The response to a mass shooting in a liberal state or city: If only you had gun-friendly laws, a good guy with a gun would have stopped the carnage. There have been mass shootings in Montana and elsewhere where the restrictions on guns are few. Where was that “good guy” with a gun? And the mass shootings continue.

A highly placed source has confidentially informed me why so many ICE agents wear masks. They are concealing that they are aliens. No, not people from a foreign government, but beings from another planet. Apparently, ICE cannot find enough American humans to do the job.

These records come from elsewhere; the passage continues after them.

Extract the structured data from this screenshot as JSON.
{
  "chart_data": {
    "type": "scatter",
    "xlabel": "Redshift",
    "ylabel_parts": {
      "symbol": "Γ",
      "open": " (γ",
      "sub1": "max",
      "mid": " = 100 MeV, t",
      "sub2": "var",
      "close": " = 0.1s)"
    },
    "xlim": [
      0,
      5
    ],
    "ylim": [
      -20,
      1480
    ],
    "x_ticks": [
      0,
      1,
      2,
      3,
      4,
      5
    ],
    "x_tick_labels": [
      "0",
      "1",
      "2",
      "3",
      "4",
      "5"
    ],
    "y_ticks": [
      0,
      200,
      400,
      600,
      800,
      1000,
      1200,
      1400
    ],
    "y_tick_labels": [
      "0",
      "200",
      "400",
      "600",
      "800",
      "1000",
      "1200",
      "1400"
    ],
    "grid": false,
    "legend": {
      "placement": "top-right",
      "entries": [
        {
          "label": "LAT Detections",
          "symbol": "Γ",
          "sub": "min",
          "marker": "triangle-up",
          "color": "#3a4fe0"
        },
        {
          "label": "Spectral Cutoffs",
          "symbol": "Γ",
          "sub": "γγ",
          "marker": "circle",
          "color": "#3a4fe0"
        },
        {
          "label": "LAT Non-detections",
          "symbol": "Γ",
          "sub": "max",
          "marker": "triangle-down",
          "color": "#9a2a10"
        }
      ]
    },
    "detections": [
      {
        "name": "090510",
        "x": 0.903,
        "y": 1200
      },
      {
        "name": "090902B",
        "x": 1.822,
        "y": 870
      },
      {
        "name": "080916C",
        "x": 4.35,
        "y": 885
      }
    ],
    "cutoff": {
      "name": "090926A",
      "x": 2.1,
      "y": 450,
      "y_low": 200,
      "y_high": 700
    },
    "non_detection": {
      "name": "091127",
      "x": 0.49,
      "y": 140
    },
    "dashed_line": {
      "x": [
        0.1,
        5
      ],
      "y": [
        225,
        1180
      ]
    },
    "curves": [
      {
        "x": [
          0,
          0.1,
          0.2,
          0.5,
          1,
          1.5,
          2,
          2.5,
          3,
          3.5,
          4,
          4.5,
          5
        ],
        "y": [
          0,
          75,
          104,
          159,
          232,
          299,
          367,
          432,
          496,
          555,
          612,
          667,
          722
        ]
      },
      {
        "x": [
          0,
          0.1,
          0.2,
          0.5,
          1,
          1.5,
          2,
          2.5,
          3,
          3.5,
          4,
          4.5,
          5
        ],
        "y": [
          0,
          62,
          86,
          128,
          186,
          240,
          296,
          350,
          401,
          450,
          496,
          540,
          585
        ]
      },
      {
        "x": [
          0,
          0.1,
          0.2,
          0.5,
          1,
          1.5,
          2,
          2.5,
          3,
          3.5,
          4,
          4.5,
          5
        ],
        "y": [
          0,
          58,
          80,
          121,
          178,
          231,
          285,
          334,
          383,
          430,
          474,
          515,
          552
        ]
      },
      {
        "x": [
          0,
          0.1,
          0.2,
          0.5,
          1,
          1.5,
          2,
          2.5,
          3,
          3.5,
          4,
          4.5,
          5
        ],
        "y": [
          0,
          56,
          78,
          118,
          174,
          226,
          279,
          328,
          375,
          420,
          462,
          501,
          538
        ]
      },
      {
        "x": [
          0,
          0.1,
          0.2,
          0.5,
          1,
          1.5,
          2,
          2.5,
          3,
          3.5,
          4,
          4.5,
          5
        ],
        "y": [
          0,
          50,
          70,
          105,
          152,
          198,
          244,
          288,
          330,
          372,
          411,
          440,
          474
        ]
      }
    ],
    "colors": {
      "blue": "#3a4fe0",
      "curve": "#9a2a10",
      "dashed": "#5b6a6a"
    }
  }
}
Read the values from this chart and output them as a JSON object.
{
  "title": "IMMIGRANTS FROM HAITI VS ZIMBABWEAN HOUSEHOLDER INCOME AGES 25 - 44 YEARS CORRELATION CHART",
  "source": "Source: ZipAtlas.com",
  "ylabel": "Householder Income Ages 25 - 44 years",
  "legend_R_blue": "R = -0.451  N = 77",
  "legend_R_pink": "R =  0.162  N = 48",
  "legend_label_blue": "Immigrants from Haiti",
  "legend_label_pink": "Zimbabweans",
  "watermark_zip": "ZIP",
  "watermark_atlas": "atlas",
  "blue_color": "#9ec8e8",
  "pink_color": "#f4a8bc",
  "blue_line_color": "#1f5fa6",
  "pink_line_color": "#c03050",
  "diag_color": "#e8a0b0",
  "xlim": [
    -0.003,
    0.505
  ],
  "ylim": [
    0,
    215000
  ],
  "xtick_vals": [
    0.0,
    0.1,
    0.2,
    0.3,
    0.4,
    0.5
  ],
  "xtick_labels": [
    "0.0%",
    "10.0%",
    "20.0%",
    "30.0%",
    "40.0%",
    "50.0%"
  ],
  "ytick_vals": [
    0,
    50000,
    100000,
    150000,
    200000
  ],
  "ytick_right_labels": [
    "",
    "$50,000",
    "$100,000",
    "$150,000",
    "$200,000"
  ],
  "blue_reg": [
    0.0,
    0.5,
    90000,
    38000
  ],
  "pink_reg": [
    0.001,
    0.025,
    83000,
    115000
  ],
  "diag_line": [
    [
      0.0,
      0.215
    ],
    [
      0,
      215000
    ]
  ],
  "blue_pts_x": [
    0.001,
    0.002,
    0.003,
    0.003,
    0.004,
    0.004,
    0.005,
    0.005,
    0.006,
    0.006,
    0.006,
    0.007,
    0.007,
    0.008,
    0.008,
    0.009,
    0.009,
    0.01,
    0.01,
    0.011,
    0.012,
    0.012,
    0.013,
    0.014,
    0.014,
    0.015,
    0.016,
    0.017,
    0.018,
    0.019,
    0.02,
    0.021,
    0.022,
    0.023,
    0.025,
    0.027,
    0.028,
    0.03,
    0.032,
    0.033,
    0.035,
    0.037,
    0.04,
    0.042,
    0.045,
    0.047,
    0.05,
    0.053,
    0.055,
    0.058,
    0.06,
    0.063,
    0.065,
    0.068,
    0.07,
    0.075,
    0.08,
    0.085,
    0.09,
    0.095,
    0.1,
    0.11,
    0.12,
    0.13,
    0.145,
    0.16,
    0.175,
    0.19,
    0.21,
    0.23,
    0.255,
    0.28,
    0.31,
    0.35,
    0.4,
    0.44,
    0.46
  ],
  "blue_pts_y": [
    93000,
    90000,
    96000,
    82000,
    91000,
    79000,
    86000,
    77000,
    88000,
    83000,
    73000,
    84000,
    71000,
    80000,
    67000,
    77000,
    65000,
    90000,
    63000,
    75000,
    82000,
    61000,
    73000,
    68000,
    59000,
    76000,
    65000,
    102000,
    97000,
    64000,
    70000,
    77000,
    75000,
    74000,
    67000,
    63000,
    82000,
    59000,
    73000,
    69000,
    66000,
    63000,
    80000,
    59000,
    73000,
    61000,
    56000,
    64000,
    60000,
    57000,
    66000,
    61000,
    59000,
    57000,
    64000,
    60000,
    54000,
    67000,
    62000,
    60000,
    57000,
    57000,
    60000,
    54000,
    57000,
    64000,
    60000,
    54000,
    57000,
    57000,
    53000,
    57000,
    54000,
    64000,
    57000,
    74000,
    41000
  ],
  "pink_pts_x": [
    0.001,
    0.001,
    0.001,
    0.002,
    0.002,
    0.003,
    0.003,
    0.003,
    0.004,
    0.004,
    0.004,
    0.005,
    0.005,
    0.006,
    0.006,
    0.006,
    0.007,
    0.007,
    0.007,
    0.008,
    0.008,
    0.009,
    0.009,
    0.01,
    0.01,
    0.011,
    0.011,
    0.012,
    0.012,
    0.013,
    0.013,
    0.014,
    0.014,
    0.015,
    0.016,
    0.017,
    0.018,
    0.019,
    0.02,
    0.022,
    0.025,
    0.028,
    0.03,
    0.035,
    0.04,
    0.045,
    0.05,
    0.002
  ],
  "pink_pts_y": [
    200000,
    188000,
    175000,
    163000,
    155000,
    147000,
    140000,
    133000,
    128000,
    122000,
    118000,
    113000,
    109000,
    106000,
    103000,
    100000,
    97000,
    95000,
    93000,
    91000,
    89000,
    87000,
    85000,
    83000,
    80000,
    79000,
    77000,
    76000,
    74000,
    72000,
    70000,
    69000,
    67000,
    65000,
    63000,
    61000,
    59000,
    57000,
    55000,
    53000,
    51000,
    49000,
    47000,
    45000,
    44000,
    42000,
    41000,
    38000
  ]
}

A new friend insisted that I read Showdown at Gucci Culch: Lawmakers, Lobbyists, and the Unlikely Triumph of Tax Reform (1987) by Jeffrey H. Birnbaum & Alan S. Murray. The book chronicles the passage of the 1986 tax reform bill. The book contained more detail than I cared to read, but some details had an up-to-date relevance. For example, the authors point out that at the close of nineteenth century, federal revenue came from tariffs and excise taxes, which operated similarly to sales taxes as an exaction on consumers and placed a heavy burden on low-income Americans. An income tax was considered a fairer way to raise money to fund the government. The Revenue Act of 1913 simultaneously imposed a tax on large incomes and reduced tariff rates. We are now taking the opposite course by reducing taxes on large incomes and increasing tariff rates. The 1986 tax reform was led by President Ronald Reagan, and we are diverging from it. That 1986 package incorporated the largest corporate tax increase in history. Now, of course, we are reducing corporate taxes. We now also ignore what is known and obvious: Our taxes are uneven and unfair in part because some people simply don’t pay them. In 1986, there were estimates that every dollar of increased IRS enforcement led to the collection of ten dollars of previously uncollected tax revenue. We, of course, now reduce enforcement by the IRS.

As the night wears on, my curiosity increases. What will Dee Dee Gatton be wearing at The National News Desk?

Pesky pronouns. I call the Roomba “he.” The spouse calls the Roomba “she.” What is right? Neither of us thinks of Roomba as an “it.” Surely not “they.”

I was driving across Manhattan to get to the entrance of the FDR drive at 96th Street. The traffic slowed as I got to the traffic light. I could see a panhandler approaching. Most often I gently shake my head indicating not today, but this was one of those every so often days when I dug for my wallet. The spouse beat me and handed me a bill. The panhandler blessed me, smiled, and asked what I had not expected. “Are you a Yankee or Mets fan?” I replied, “How many Mets fans do you get here.” He did not answer but said that Aaron Judge had just driven through. The panhandler told me that Judge was on his way to Yankee stadium where the team was playing the Astros that night. Just before the traffic started moving again, he said, almost laughing, “He makes a gazillion dollars, and he did not give me a cent.” And then, “Have a good rest of the day.” I turned to the spouse, “I still love New York.”